The next stage of the build was to knock a wall down between the kitchen and the dining room to make a large L shaped room. A concrete girder had to be installed above this opening for strength.
In the kitchen we will have to brick up two old doorways and open up one of the old windows to make a door.
The kitchen as it was.
The old kitchen.
Do you recognise this man? Answers on a postcard please!
This window was made into a door in the kitchen.
This was the back door of the kitchen and will be bricked up.
This was the kitchen door, no more!
In the dining room one of the windows has been made into a door that leads out onto the main portico.
The dining room as it was.
The old dining room.
This window was made into a door in the dining room, this leads out onto the main portico.
Like all building projects problems will pop up along the way, that will need to be solved.
Sometimes these problems can be thought about before the project starts but it’s often easier when you are actually standing inside the building to work things out.
Last week we had one such incidence I named it ‘windowgate’!
Heres why! Because we are having metal shutters on the outside of all the windows (as is the norm out here), a couple of the downstairs windows (one in the dining room and one in the boys room) are too close together to allow them both to have shutters. As there would be no room to open the shutters on both windows.

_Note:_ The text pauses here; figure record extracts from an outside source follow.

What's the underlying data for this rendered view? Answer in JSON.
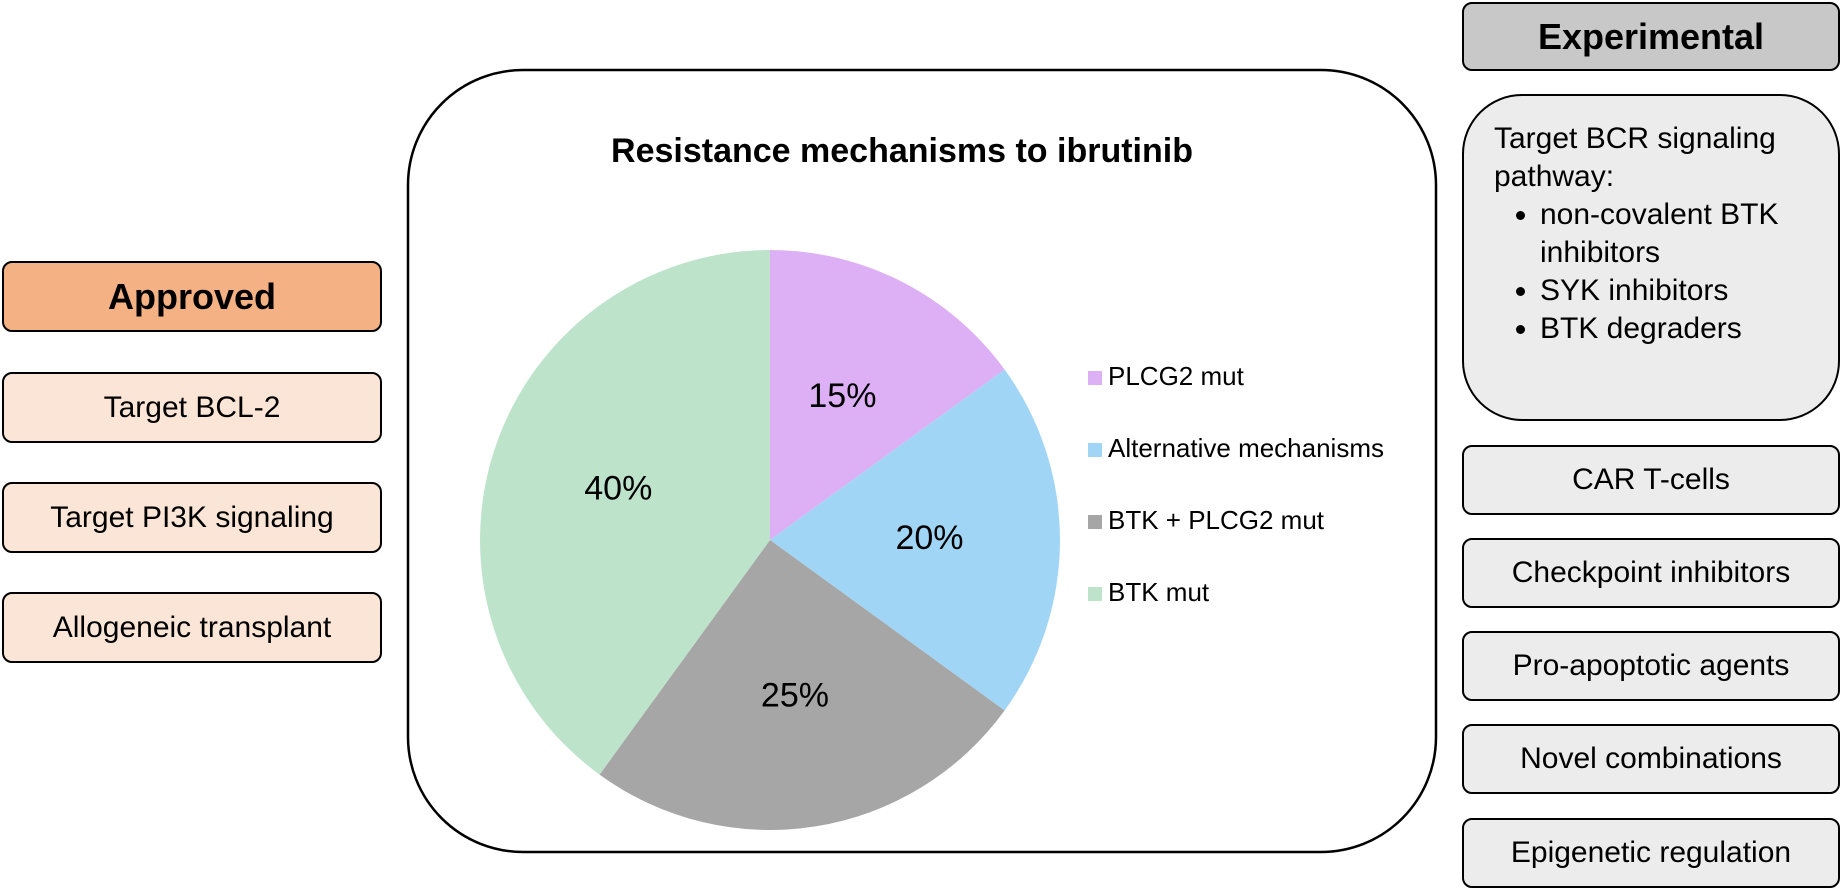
{
  "chart_data": {
    "type": "pie",
    "title": "Resistance mechanisms to ibrutinib",
    "categories": [
      "PLCG2 mut",
      "Alternative mechanisms",
      "BTK + PLCG2 mut",
      "BTK mut"
    ],
    "values": [
      15,
      20,
      25,
      40
    ],
    "value_labels": [
      "15%",
      "20%",
      "25%",
      "40%"
    ],
    "colors": [
      "#ddaff4",
      "#a1d5f5",
      "#a6a6a6",
      "#bde3cb"
    ],
    "legend": "right"
  },
  "approved": {
    "title": "Approved",
    "items": [
      "Target BCL-2",
      "Target PI3K signaling",
      "Allogeneic transplant"
    ]
  },
  "experimental": {
    "title": "Experimental",
    "bcr": {
      "heading": "Target BCR signaling pathway:",
      "bullets": [
        "non-covalent BTK inhibitors",
        "SYK inhibitors",
        "BTK degraders"
      ]
    },
    "items": [
      "CAR T-cells",
      "Checkpoint inhibitors",
      "Pro-apoptotic agents",
      "Novel combinations",
      "Epigenetic regulation"
    ]
  }
}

Everyone wanted to close the window in the dining room. What I mean by everyone was my husband, the builders, the arcitect, the man who’s making the windows, almost the whole town! Talk about ganged up on, but no, I stuck my ground and said ‘No way’.
Close a window, absolutely not! Lose light and a beautiful view! Nooo way, with a sofa to be positioned near the window I said (in a sarcastic tone) ‘oh how pleasant, lets sit and look at the beautiful view of the brick wall not the mountains!
Crazy springs to mind!
I mocked up blocking up the window (sometimes you actually need to see things in the flesh) and as you will see from the photos below how dark and prison like the room becomes with no window.
‘Windowgate’
Blocking the window. Prison cell!
How no window would look on a really dark day, shocking!
Their argument was that to keep this window made the balence of the windows in the rest of the house wrong! As all the lower windows mirror the upper windows. This little window was the odd one out.
All the upper windows mirror the lower windows. The window with the purple board is the window in question!
The window will be smaller than the original, but it will still be there!
I am usually very fussy and anal about things but I said ‘I don’t care, need to keep the window, make it a bit smaller, put internal shutters on the inside’.
Anyway you can hardly see this little ‘odd’ window from the outside of the house as the portico shields it!
Of course we are keeping it, you know us women we always get our way!
Knocking down the wall between the kitchen and the dining room.
Opening up the wall between the kitchen and the dining room. ‘It wasn’t me’ says Massimo!
The new view looking through from the dining room into the kitchen.
The new view from the kitchen into the dining room.
So after ‘windowgate’ and then making Rick brick back up a part of the wall between the dining room and the kitchen that he had already knocked down (to give me a bit more privacy at one end of the kitchen, it’s a girl thing)! I am probably know as ‘the pain in the arse’, but who cares I know what I want and having pondered and designed this house for the last three years I want it to be right, for me, for us, and most certainly not for a symmetrical view as you drive past the house!
Do you agree, keep the light, keep the window?